2. I now come to the advantages of the Ingoldmells villein. He had a house and small farm on a tenure that seems to me surprisingly good and secure. As early as 1291 he held his land by a settled money rent, which, however, could be increased by 8d. an acre according to the custom of the manor upon alienation. He held at first ‘to him and to his boys.’ In 19 Edw. III the form is ‘to him and to his heirs for ever,’ which seems to bring the lord into danger of losing his villein, so the words ‘according to the custom of the manor’ are added, and a little later ‘in bondage.’ We find him claiming bond land as ‘his inheritance,’ and settling it upon his wife and children. A widow could claim her dower, a third part of her deceased husband’s lands for life. A widower held his deceased wife's lands for life by the ‘curtesy of England.’ A villein could sell or purchase bond lands, and the fines on alienation, though at first uncertain, gradually became a fixed sum of 2s. an acre.
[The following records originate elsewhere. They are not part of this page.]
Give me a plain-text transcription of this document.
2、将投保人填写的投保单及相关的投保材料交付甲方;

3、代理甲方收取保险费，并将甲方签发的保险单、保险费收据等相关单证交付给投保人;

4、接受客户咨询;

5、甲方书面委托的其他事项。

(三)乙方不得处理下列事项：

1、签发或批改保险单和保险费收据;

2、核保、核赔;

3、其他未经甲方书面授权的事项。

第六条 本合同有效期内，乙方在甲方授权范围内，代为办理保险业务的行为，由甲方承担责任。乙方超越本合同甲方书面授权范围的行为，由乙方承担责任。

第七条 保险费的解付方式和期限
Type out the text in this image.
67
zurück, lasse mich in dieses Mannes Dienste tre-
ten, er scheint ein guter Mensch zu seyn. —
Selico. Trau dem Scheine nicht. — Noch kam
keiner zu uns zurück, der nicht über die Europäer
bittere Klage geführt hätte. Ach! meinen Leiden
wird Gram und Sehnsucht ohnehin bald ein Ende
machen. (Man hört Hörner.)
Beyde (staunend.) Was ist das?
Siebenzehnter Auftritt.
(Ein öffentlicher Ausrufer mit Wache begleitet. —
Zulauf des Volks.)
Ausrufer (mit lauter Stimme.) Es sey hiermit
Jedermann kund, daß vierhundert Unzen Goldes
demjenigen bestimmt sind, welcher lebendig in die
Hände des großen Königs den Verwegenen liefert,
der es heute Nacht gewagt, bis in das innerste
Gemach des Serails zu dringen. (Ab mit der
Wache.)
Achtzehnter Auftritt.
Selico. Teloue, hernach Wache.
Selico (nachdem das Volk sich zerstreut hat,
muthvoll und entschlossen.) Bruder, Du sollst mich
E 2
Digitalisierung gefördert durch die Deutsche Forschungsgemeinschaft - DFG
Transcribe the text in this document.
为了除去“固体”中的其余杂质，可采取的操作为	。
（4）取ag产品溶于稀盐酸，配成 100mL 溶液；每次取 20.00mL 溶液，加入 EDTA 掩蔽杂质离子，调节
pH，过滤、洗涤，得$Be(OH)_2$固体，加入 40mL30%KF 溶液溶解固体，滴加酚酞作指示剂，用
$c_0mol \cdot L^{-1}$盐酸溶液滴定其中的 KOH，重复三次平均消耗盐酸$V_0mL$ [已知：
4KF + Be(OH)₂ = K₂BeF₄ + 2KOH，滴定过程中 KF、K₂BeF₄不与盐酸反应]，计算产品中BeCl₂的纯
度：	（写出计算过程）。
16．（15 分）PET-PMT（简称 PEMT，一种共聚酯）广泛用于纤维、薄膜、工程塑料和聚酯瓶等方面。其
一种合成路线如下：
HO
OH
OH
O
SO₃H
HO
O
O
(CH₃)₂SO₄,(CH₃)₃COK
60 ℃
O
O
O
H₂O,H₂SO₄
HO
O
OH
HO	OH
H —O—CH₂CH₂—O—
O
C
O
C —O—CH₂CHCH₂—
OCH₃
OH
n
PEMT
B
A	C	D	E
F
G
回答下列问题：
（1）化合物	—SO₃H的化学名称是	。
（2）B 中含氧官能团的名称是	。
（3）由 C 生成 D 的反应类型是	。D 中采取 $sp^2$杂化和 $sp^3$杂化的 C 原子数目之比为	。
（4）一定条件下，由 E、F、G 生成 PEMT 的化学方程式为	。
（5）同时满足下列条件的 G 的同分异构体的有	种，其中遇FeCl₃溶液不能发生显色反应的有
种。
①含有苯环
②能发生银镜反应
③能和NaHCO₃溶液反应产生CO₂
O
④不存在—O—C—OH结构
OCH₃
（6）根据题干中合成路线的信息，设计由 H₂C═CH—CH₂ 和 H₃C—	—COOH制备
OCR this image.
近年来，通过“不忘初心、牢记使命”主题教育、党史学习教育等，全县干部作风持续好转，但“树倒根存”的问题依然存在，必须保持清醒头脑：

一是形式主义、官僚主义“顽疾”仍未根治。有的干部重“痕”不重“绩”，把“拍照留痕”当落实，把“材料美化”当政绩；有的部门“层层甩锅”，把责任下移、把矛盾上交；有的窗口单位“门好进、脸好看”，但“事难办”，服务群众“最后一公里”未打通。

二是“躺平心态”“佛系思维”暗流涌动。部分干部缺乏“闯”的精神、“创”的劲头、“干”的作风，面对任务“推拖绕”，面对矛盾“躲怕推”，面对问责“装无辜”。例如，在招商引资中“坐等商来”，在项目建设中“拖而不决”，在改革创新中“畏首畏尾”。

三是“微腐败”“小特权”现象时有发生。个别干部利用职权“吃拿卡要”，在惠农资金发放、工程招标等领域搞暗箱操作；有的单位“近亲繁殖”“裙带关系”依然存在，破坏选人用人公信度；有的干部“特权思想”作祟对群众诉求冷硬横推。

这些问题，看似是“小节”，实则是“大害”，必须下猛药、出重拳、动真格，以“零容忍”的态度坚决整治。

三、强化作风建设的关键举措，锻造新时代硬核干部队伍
He could, and often did, purchase free land. And in the fifteenth century, if not earlier, he disposed of his land and

  1. Pp. 40, 180 and 262. Fines imposed upon villeins who had left the manor show that they had left.
  2. Duchy of Lancaster, Ministers’ Accts. (Ingoldmells &c.), Bundle 1, no. 2. 32–33 Edw. I. 20s of chevage was put upon John Taunte, chaplain, a bondman of the king, who departed by night out of the country leaving nothing behind him.